Vers une crise alimentaire mondiale

Un plan d’urgence pour la sécurité alimentaire s’impose.

Des dizaines de millions de personnes, de l’Europe à l’Asie, en passant par l’Afrique et le Moyen-Orient, devraient faire face à une crise alimentaire cette année en raison de plusieurs facteurs alimentés et aggravés par la guerre en Ukraine. Le conflit, qui implique deux pays produisant près d’un tiers du blé mondial, a contribué à faire grimper le prix mondial du grain de 21% en l’espace de dix jours. Les conditions météorologiques extrêmes, comme la sécheresse persistante en Amérique du Nord, le coût élevé du carburant, les prix des engrais qui explosent et la nécessité de nourrir un nombre croissant de réfugiés de guerre, le tout en pleine crise climatique, contribueront à créer une crise alimentaire en 2022.

Les pénuries alimentaires vont, donc, être réelles. Tous les pays y sont confrontés, y compris notre pays. Si au niveau mondial, tous les pays sont concernés, le Moyen-Orient et l’Afrique du Nord sont particulièrement vulnérables à la hausse des prix alimentaires, selon le Programme alimentaire mondial. L’Egypte est notamment parmi les pays les plus menacés de famine dans les mois à venir.

Ce pays dépend à 80% des céréales russes et ukrainiennes. Le Liban importe environ la moitié de son blé d’Ukraine, indique l’organisation. Pour la Tunisie, ce taux est de 42% et pour le Yémen de 22%. Toujours selon le Programme alimentaire mondial, les prix des denrées alimentaires dans le monde entier sont déjà à un niveau record, et les acheteurs qui doivent faire le tour des marchés pour remplacer le blé ukrainien paieraient encore plus cher. La Russie a déjà réduit ses exportations de blé et de maïs, et le ministre ukrainien de l’Agriculture a déclaré le 22 mars 2022 que la récolte de ce printemps pourrait être inférieure de moitié aux prévisions d’avant-guerre. L’Ukraine a suspendu ses exportations de viande, de bétail, de sel, de sucre, de sarrasin, d’avoine, de millet et de seigle.

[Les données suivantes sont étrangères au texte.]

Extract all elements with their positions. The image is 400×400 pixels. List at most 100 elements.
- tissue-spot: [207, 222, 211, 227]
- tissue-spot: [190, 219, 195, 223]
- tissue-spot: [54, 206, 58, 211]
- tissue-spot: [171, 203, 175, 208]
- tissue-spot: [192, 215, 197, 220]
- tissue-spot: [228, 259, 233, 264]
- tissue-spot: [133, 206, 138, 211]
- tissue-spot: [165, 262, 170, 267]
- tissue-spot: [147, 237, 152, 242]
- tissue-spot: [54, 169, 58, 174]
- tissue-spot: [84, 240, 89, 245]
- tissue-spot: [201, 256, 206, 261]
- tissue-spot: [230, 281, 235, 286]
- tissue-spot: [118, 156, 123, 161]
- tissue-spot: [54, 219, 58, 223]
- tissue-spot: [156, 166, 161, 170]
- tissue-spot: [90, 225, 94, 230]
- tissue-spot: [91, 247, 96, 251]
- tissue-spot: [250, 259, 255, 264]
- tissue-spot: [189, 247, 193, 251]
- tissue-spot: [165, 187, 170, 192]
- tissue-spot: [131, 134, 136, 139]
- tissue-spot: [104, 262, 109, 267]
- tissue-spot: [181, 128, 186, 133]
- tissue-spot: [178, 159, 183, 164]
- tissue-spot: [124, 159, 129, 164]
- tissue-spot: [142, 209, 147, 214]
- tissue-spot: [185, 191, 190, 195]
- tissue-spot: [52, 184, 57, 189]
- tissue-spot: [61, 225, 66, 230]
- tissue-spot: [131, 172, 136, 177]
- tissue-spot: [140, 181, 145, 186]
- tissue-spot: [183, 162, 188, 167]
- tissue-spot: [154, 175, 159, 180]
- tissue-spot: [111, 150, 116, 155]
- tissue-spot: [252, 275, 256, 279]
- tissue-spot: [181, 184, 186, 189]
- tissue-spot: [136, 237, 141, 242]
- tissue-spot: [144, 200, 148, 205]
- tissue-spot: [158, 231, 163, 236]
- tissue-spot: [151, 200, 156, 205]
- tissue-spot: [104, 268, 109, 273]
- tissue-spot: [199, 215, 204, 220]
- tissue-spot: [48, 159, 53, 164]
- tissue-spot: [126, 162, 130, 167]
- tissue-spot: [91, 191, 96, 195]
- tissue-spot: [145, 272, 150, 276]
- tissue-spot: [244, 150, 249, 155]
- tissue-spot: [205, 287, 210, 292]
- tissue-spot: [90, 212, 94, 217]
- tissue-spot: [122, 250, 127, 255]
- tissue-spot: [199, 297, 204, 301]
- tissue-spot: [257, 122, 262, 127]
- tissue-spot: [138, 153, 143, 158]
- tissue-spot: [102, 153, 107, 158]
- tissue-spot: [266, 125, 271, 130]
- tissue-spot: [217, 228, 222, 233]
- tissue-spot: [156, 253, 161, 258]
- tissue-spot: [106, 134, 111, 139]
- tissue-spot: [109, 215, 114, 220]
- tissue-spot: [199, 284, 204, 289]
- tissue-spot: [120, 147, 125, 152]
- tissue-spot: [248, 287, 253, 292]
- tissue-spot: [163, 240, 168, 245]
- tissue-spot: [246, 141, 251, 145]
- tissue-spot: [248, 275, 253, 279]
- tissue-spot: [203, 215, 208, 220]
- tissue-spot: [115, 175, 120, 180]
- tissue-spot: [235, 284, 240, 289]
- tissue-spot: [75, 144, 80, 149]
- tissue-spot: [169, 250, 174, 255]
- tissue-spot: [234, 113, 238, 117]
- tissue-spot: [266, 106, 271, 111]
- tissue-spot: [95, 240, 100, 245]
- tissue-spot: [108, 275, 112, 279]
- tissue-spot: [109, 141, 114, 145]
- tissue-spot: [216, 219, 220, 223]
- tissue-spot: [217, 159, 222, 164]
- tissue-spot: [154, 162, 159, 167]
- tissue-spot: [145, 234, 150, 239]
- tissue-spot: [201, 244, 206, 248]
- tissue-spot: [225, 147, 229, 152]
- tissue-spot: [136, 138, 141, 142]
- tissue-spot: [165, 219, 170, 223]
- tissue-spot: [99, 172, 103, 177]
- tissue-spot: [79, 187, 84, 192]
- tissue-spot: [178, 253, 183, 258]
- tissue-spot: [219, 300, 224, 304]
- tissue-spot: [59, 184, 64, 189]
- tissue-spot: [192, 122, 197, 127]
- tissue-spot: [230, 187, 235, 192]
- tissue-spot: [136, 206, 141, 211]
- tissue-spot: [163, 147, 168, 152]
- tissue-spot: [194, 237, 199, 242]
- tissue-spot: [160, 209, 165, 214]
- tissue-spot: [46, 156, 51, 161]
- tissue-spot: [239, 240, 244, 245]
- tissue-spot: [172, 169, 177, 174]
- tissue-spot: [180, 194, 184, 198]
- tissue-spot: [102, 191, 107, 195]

Au Maroc, une récente étude du Policy Center for the New South a, en effet, révélé que le Maroc subira de plein fouet la crise entre la Russie et l’Ukraine, et que cela pourrait même coûter 2% du PIB. La même source a indiqué que la guerre aura un grand impact sur le marché mondial du blé en raison de l’importance des exportations russes et ukrainiennes de ce produit. Elles représentent en effet plus de 30% de l’approvisionnement global du marché. C’est pourquoi le document du think tank a considéré que la multiplication des sources d’approvisionnement pour le blé réduirait la dépendance du Maroc de ces deux pays. La même source a également appelé le Royaume à militer pour assurer sa souveraineté alimentaire, en accordant la plus haute des priorités aux cultures des céréales.

Pour l’instant et face aux menaces d’une crise alimentaire, consécutive à la guerre en Ukraine, le Maroc tente de réagir pour se préserver, à travers notamment la constitution d’un stock stratégique des produits alimentaires essentiels. C’est en tout cas sur quoi semble miser aujourd’hui le gouvernement pour limiter les répercussions de la crise actuelle.